The multi-objective optimization is to optimize several objective functions over a common feasible set. Since the objectives usually do not share a common optimizer, people often consider (weakly) Pareto points. This paper studies multi-objective optimization problems that are given by polynomial functions. First, we study the convex geometry for (weakly) Pareto values and give a convex representation for them. Linear scalarization problems (LSPs) and Chebyshev scalarization problems (CSPs) are typical approaches for getting (weakly) Pareto points. For LSPs, we show how to use tight relaxations to solve them, how to detect existence or nonexistence of proper weights. For CSPs, we show how to solve them by moment relaxations.
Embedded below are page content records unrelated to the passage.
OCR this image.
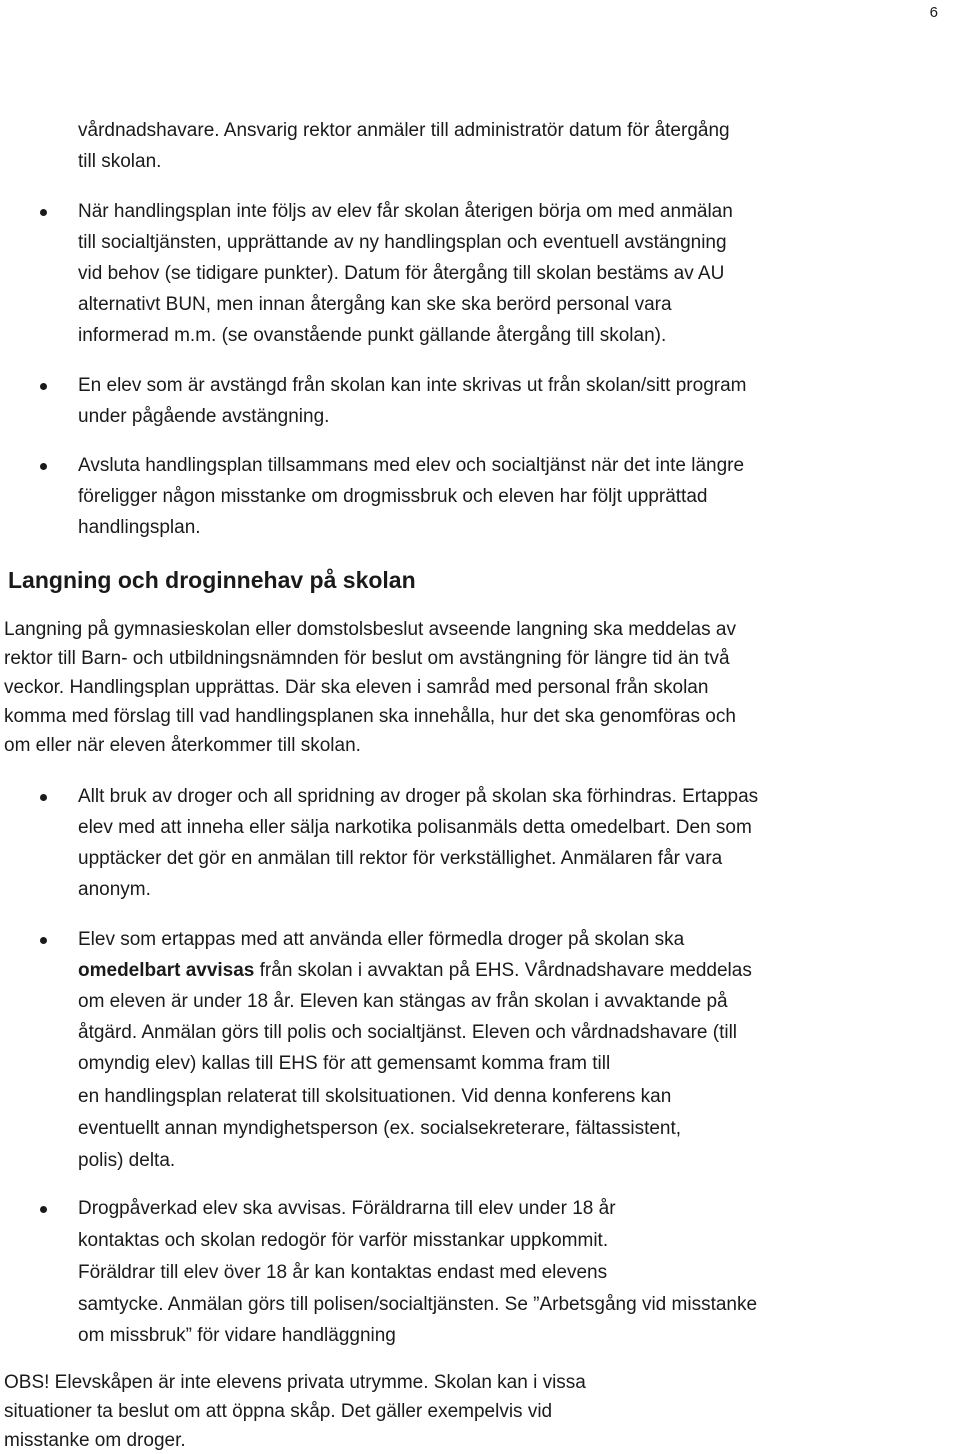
6
vårdnadshavare. Ansvarig rektor anmäler till administratör datum för återgång
till skolan.
När handlingsplan inte följs av elev får skolan återigen börja om med anmälan
till socialtjänsten, upprättande av ny handlingsplan och eventuell avstängning
vid behov (se tidigare punkter). Datum för återgång till skolan bestäms av AU
alternativt BUN, men innan återgång kan ske ska berörd personal vara
informerad m.m. (se ovanstående punkt gällande återgång till skolan).
En elev som är avstängd från skolan kan inte skrivas ut från skolan/sitt program
under pågående avstängning.
Avsluta handlingsplan tillsammans med elev och socialtjänst när det inte längre
föreligger någon misstanke om drogmissbruk och eleven har följt upprättad
handlingsplan.
Langning och droginnehav på skolan
Langning på gymnasieskolan eller domstolsbeslut avseende langning ska meddelas av
rektor till Barn- och utbildningsnämnden för beslut om avstängning för längre tid än två
veckor. Handlingsplan upprättas. Där ska eleven i samråd med personal från skolan
komma med förslag till vad handlingsplanen ska innehålla, hur det ska genomföras och
om eller när eleven återkommer till skolan.
Allt bruk av droger och all spridning av droger på skolan ska förhindras. Ertappas
elev med att inneha eller sälja narkotika polisanmäls detta omedelbart. Den som
upptäcker det gör en anmälan till rektor för verkställighet. Anmälaren får vara
anonym.
Elev som ertappas med att använda eller förmedla droger på skolan ska
omedelbart avvisas från skolan i avvaktan på EHS. Vårdnadshavare meddelas
om eleven är under 18 år. Eleven kan stängas av från skolan i avvaktande på
åtgärd. Anmälan görs till polis och socialtjänst. Eleven och vårdnadshavare (till
omyndig elev) kallas till EHS för att gemensamt komma fram till
en handlingsplan relaterat till skolsituationen. Vid denna konferens kan
eventuellt annan myndighetsperson (ex. socialsekreterare, fältassistent,
polis) delta.
Drogpåverkad elev ska avvisas. Föräldrarna till elev under 18 år
kontaktas och skolan redogör för varför misstankar uppkommit.
Föräldrar till elev över 18 år kan kontaktas endast med elevens
samtycke. Anmälan görs till polisen/socialtjänsten. Se ”Arbetsgång vid misstanke
om missbruk” för vidare handläggning
OBS! Elevskåpen är inte elevens privata utrymme. Skolan kan i vissa
situationer ta beslut om att öppna skåp. Det gäller exempelvis vid
misstanke om droger.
Moreover, we show how to check if a given point is a (weakly) Pareto point or not and how to detect existence or nonexistence of (weakly) Pareto points. We also study how to detect unboundedness of polynomial optimization, which is used to detect nonexistence of proper weights or (weakly) Pareto points.

Zi Yang is a postdoctoral scholar in the Electrical & Computer Engineering Department at UC Santa Barbara. His current research includes optimization, tensor computation, and their applications in machine learning and data science. Prior to joining UCSB, he obtained Ph.D. in mathematics from UC San Diego, where he conducted research in polynomial and tensor optimization.